The actors put on a show that was excellently produced with nary a hiccup along the way. Scene transitions were sharp, and the actors proved to be more than capable of manipulating the emotions of the audience, as Argonautika flowed from comedic to tragic, much like the wine-dark sea upon which the crew of the Argo sailed.
The performers put their hearts and souls into bringing each character to life — the brashly overconfident Hercules (Russell Blower), the charismatic and dreamy Jason (Luke Steele), the quite literally love-struck Medea (Phaydra-Rae Gagnon), and the tongue-in-cheek, fourth-wall-breaking narrator, the goddess Athena (Heather Littlejohn). It was remarkably easy to get lost in the tale and become emotionally invested in those characters on a stage just a few feet away.
However, the play, like any production put on by students still learning their trade, contained moments of pure quality and marvelous potential, with some few instances where they maybe could have done better. Given the large cast of Argonautika, it was inevitable that the portrayal of some of the Argonauts would be less fleshed-out than others. But at times during the first half of the play, it appeared that Hercules was a more visible and more central character than Jason, as Hercules, by far the most commonly known Greek hero, was at the heart of some of the early obstacles faced by the Argonauts.

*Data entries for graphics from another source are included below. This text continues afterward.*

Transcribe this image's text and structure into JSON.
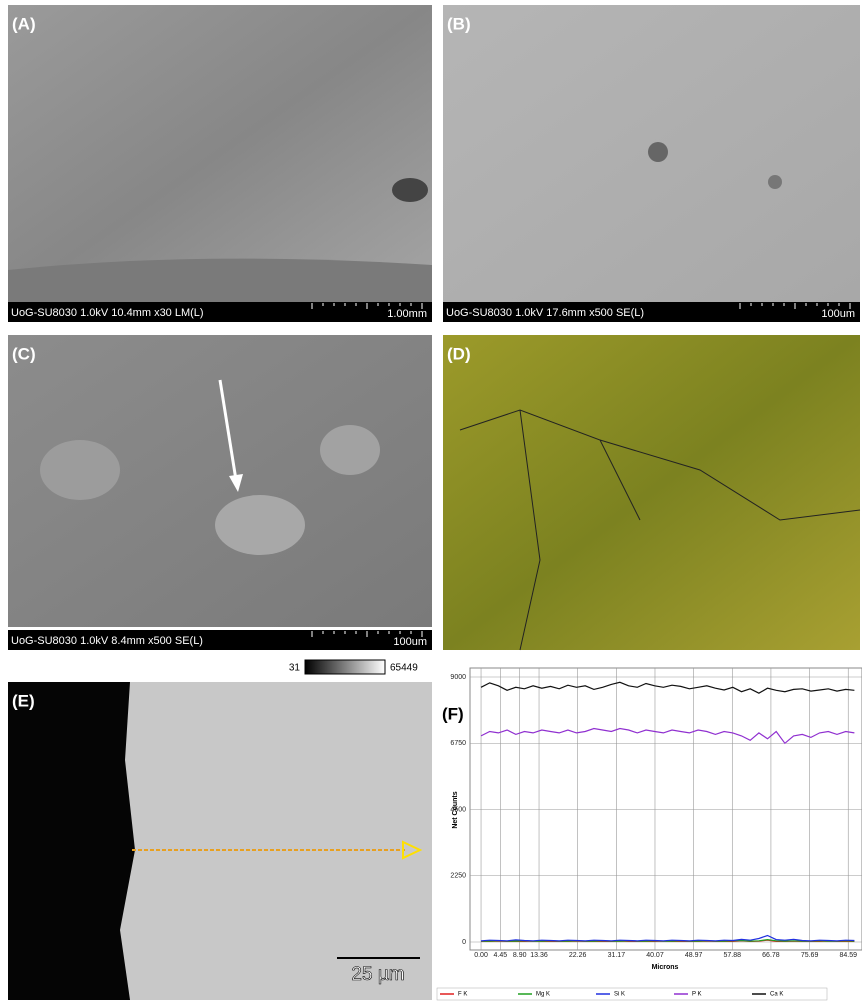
{
  "panels": [
    {
      "label": "(A)",
      "caption": "UoG-SU8030 1.0kV 10.4mm x30 LM(L)",
      "scale": "1.00mm"
    },
    {
      "label": "(B)",
      "caption": "UoG-SU8030 1.0kV 17.6mm x500 SE(L)",
      "scale": "100um"
    },
    {
      "label": "(C)",
      "caption": "UoG-SU8030 1.0kV 8.4mm x500 SE(L)",
      "scale": "100um"
    },
    {
      "label": "(D)"
    },
    {
      "label": "(E)",
      "scale": "25 µm",
      "colorbar": {
        "min": 31,
        "max": 65449
      }
    }
  ],
  "chart_data": {
    "type": "line",
    "label": "(F)",
    "ylabel": "Net Counts",
    "xlabel": "Microns",
    "xlim": [
      -0.7,
      87.3
    ],
    "ylim": [
      0,
      9000
    ],
    "yticks": [
      0,
      2250,
      4500,
      6750,
      9000
    ],
    "xticks": [
      {
        "value": 0,
        "label": "0.00"
      },
      4.45,
      {
        "value": 8.9,
        "label": "8.90"
      },
      13.36,
      22.26,
      31.17,
      40.07,
      48.97,
      57.88,
      66.78,
      75.69,
      84.59
    ],
    "grid": true,
    "x": [
      0,
      2,
      4,
      6,
      8,
      10,
      12,
      14,
      16,
      18,
      20,
      22,
      24,
      26,
      28,
      30,
      32,
      34,
      36,
      38,
      40,
      42,
      44,
      46,
      48,
      50,
      52,
      54,
      56,
      58,
      60,
      62,
      64,
      66,
      68,
      70,
      72,
      74,
      76,
      78,
      80,
      82,
      84,
      86
    ],
    "series": [
      {
        "name": "F K",
        "color": "#e02020",
        "values": [
          20,
          20,
          30,
          20,
          20,
          20,
          30,
          20,
          20,
          20,
          20,
          30,
          20,
          20,
          20,
          20,
          30,
          20,
          20,
          20,
          20,
          30,
          20,
          20,
          20,
          20,
          30,
          20,
          20,
          20,
          40,
          20,
          30,
          60,
          20,
          20,
          30,
          20,
          20,
          20,
          30,
          20,
          20,
          20
        ]
      },
      {
        "name": "Mg K",
        "color": "#20a020",
        "values": [
          30,
          30,
          40,
          30,
          30,
          40,
          30,
          30,
          40,
          30,
          30,
          40,
          30,
          30,
          40,
          30,
          30,
          40,
          30,
          30,
          40,
          30,
          30,
          40,
          30,
          30,
          40,
          30,
          30,
          40,
          50,
          30,
          40,
          80,
          40,
          30,
          40,
          30,
          30,
          40,
          30,
          30,
          40,
          30
        ]
      },
      {
        "name": "Si K",
        "color": "#2030e0",
        "values": [
          40,
          60,
          50,
          40,
          70,
          50,
          40,
          60,
          50,
          40,
          60,
          50,
          40,
          60,
          50,
          40,
          60,
          50,
          40,
          60,
          50,
          40,
          60,
          50,
          40,
          60,
          50,
          40,
          60,
          50,
          90,
          60,
          120,
          220,
          80,
          60,
          90,
          50,
          40,
          60,
          50,
          40,
          60,
          50
        ]
      },
      {
        "name": "P K",
        "color": "#9030d0",
        "values": [
          7000,
          7150,
          7100,
          7200,
          7050,
          7150,
          7100,
          7200,
          7150,
          7100,
          7200,
          7100,
          7150,
          7250,
          7200,
          7150,
          7250,
          7200,
          7100,
          7200,
          7150,
          7100,
          7200,
          7150,
          7100,
          7200,
          7150,
          7050,
          7150,
          7100,
          7000,
          6850,
          7100,
          6900,
          7150,
          6750,
          7000,
          7050,
          6950,
          7100,
          7150,
          7050,
          7150,
          7100
        ]
      },
      {
        "name": "Ca K",
        "color": "#111111",
        "values": [
          8650,
          8800,
          8700,
          8550,
          8650,
          8600,
          8700,
          8620,
          8680,
          8600,
          8720,
          8650,
          8700,
          8580,
          8650,
          8750,
          8820,
          8700,
          8650,
          8780,
          8700,
          8650,
          8720,
          8680,
          8600,
          8650,
          8700,
          8620,
          8560,
          8650,
          8500,
          8600,
          8450,
          8620,
          8550,
          8500,
          8580,
          8600,
          8520,
          8560,
          8600,
          8520,
          8580,
          8550
        ]
      }
    ]
  }
}
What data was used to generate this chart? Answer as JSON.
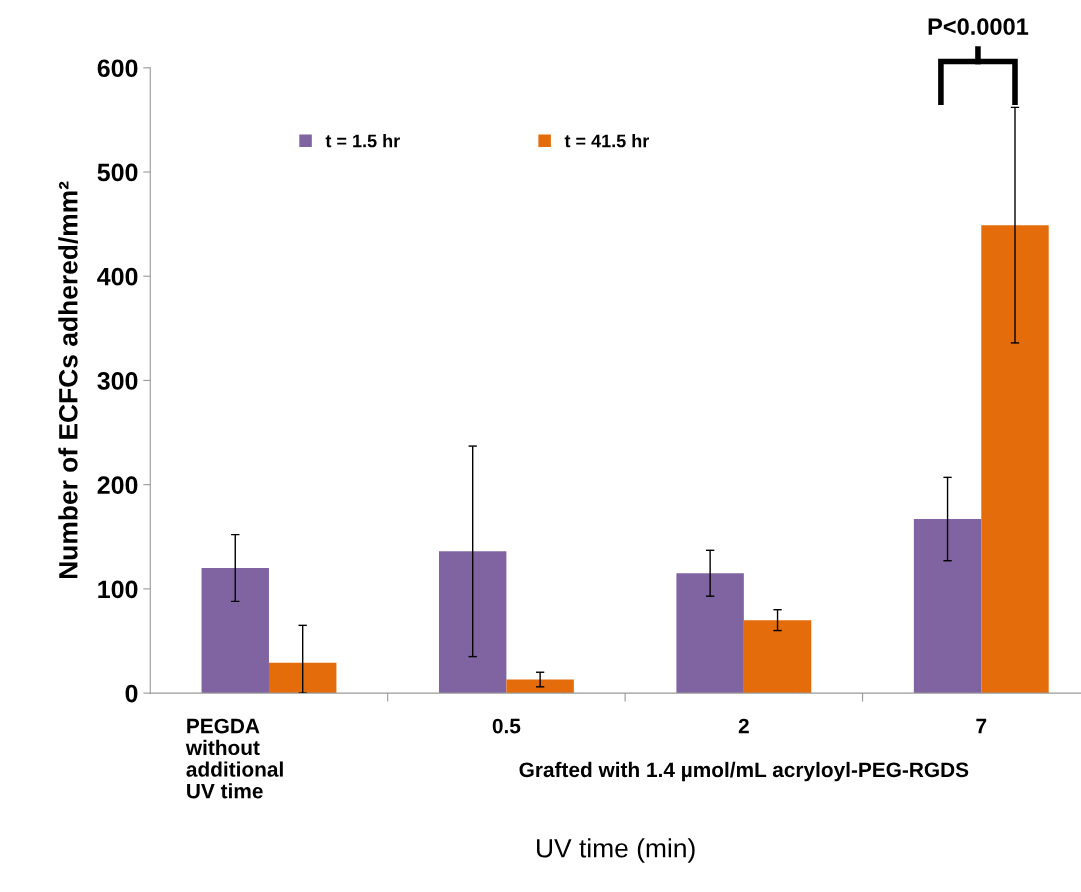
{
  "chart_data": {
    "type": "bar",
    "categories": [
      "PEGDA\nwithout\nadditional\nUV time",
      "0.5",
      "2",
      "7"
    ],
    "series": [
      {
        "name": "t = 1.5 hr",
        "color": "#8064a2",
        "values": [
          120,
          136,
          115,
          167
        ],
        "errors": [
          32,
          101,
          22,
          40
        ]
      },
      {
        "name": "t = 41.5 hr",
        "color": "#e46c0a",
        "values": [
          29,
          13,
          70,
          449
        ],
        "errors": [
          [
            0,
            65
          ],
          7,
          10,
          113
        ]
      }
    ],
    "xlabel": "UV time (min)",
    "ylabel": "Number of ECFCs adhered/mm²",
    "ylim": [
      0,
      600
    ],
    "yticks": [
      0,
      100,
      200,
      300,
      400,
      500,
      600
    ],
    "annotations": [
      "Grafted with 1.4 µmol/mL acryloyl-PEG-RGDS",
      "P<0.0001"
    ],
    "grid": false,
    "legend": "top left"
  }
}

Ultimately, this rendition of Argonautika will most certainly entertain: “It’s got a bit of everything really, comedy, romance, even tragedy,” says theatre student and Argonautika assistant director Geneva Perkins. It will amuse you, and have your stomach aching from laughter, but it will also break your heart at points and make you weak at the knees at the ruthlessness of Greek tragedy. It will also make you walk out of the theatre thinking to yourself, “Man, Greek goddesses are jerks.”
Argonautika is playing until November 29 at the CEP campus. Tickets are available online at www.ufv.ca/theatre.